All of that is a mere single, terrible scene; Bad Milo! may run less than an hour and a half, but it has minutes upon endless minutes at its disposal to establish Duncan’s life pressures over and over again. The boss who reassigns Duncan from accounting to human resources is so cartoonishly deadpan in his evilness that he’s played by Patrick Warburton, and for no reason at all beyond clumsy metaphor, his job reassignment places him at a desk in a former men’s room. If these all sound like funny premises for comedy sketches, well, maybe they would have worked that way. The movie, though, is pitched stupidly between sketch and reality.

The cartoonish aggravations of Duncan’s life cause him horrific gastrointestinal stress; eventually, after much screaming and flinching and passing out, Milo emerges to escape into the night and smite Duncan’s enemies.

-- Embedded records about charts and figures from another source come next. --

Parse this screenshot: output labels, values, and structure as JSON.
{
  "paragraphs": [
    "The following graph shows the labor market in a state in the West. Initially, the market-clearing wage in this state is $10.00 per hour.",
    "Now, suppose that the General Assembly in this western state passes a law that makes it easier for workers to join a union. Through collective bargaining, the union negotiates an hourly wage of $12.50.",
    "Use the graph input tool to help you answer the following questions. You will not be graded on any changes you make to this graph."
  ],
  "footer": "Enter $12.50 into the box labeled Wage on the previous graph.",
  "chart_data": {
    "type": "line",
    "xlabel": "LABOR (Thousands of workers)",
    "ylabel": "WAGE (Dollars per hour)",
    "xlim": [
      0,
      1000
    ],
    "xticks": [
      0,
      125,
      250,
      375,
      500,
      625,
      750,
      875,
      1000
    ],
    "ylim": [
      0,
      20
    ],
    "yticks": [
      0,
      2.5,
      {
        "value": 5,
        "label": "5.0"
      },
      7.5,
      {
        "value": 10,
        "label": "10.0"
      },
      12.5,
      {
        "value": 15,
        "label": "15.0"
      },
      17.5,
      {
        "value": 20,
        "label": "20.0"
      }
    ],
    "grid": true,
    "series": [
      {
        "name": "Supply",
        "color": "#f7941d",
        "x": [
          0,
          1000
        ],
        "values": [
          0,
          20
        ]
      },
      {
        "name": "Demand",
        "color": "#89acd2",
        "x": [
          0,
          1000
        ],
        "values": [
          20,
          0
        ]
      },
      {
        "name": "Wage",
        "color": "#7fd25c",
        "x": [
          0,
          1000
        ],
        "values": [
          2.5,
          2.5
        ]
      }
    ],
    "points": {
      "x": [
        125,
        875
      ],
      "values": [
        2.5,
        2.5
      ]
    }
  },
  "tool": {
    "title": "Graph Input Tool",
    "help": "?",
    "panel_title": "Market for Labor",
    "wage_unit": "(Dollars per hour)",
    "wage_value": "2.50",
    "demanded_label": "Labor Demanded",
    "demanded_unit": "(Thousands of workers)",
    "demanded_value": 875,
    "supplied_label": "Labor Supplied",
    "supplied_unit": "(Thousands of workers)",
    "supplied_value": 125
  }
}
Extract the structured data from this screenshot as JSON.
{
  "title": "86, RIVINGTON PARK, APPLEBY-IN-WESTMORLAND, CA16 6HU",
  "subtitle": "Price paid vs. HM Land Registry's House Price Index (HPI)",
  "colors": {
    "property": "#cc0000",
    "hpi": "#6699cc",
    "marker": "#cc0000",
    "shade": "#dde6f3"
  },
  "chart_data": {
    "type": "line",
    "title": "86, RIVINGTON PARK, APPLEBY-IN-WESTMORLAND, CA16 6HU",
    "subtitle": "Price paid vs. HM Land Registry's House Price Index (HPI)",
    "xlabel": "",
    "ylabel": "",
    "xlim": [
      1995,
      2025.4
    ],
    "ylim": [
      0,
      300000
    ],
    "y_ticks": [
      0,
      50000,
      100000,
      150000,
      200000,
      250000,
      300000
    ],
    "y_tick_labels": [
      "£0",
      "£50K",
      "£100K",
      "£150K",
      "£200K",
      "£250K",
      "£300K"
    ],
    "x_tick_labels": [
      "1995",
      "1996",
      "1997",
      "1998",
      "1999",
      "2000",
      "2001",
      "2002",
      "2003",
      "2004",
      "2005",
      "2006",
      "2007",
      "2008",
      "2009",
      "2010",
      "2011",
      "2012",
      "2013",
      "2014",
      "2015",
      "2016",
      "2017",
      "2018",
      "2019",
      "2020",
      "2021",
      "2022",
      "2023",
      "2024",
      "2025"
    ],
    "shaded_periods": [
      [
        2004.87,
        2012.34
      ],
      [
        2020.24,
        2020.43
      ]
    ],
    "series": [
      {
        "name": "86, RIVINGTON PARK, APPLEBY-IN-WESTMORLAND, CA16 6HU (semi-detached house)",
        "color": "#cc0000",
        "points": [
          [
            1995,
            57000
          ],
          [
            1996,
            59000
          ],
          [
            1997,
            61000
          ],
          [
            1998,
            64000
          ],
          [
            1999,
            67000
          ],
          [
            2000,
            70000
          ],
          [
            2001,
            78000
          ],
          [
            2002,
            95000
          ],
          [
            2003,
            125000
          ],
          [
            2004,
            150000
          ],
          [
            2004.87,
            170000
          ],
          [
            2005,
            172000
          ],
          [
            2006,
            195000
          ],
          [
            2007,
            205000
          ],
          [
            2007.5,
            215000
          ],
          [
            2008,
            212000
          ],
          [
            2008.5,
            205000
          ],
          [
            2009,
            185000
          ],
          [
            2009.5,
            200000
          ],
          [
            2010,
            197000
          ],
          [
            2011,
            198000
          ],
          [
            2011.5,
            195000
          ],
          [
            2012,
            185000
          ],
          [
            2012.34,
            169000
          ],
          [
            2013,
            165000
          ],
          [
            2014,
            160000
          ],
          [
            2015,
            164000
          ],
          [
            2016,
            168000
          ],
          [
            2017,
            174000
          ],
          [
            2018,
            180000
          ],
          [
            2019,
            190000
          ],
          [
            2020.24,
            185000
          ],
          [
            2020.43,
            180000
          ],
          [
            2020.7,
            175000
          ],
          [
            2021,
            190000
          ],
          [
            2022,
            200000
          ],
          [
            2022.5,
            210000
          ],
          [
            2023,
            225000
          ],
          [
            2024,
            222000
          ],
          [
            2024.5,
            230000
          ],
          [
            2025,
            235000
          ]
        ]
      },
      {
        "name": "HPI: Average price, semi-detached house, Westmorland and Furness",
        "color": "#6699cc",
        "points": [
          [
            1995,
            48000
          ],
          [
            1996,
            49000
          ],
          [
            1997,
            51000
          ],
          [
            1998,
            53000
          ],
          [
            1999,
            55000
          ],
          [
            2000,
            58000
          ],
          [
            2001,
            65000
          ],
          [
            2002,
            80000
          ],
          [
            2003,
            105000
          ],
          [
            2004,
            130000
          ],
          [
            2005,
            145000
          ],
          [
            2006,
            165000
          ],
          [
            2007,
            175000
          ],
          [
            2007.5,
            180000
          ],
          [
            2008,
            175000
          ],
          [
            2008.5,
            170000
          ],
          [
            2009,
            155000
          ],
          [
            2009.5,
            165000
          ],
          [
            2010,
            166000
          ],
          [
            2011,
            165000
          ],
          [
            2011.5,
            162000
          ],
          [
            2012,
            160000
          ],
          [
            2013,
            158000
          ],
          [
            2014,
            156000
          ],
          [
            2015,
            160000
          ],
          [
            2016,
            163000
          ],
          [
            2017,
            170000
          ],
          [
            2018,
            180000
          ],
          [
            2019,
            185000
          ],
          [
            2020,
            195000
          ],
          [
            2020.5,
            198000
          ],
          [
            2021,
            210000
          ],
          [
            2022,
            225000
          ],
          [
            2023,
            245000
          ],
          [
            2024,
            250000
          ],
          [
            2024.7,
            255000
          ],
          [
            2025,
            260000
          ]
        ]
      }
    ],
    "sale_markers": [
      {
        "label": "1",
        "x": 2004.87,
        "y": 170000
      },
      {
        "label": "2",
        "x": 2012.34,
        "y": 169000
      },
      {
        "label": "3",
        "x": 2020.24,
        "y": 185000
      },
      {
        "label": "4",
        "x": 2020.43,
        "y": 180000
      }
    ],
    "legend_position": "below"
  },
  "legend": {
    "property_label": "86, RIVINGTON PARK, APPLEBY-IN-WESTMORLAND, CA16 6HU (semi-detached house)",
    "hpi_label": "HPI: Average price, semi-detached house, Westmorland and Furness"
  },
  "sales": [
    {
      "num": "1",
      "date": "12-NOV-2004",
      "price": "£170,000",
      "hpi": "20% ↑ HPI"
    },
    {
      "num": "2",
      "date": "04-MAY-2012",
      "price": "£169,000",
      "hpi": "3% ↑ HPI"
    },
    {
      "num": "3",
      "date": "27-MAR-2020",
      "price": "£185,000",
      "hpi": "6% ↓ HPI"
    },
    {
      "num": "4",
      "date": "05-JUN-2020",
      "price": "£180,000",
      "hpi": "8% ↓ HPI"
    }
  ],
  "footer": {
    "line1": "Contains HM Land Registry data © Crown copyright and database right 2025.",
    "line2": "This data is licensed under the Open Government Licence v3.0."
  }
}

The Milo design is a movie highlight: it looks like something out of an eighties-era creature shop, an amusingly gross cross between a mogwai and a gremlin. Even a low-budget version of this puppet is weirdly expressive, and easily the funniest part of a movie that wastes never-unwelcome (and usually funnier) character actors like Peter Stormare and Stephen Root.

The body-horror metaphor of Milo is potent: Jekyll/Hyde dynamics manifested into a medical condition. But the movie is too busy nudging at both its themes (Milo is directly described as a “physical manifestation of [Duncan’s] dark side”) and its comedy, complete with cutesy insinuations from its relentless score, to make anything more of this idea.

It’s all too bad for Ken Marino, who tries his best to give a real performance as Duncan. He got his start on the MTV sketch series The State, and proved he could be funny in a more grounded context on shows like¬†Party Down and Veronica Mars. He even worked in straight-drama mode for the little-seen Diggers. Maybe that’s why his late-movie bonding scenes with Milo, where he balances deadpan absurdism with actual human emotion, outclass so much of the rest of the movie. Mostly, though, he’s adrift, trying desperately to sell an idea that the filmmakers haven’t bothered to flesh out.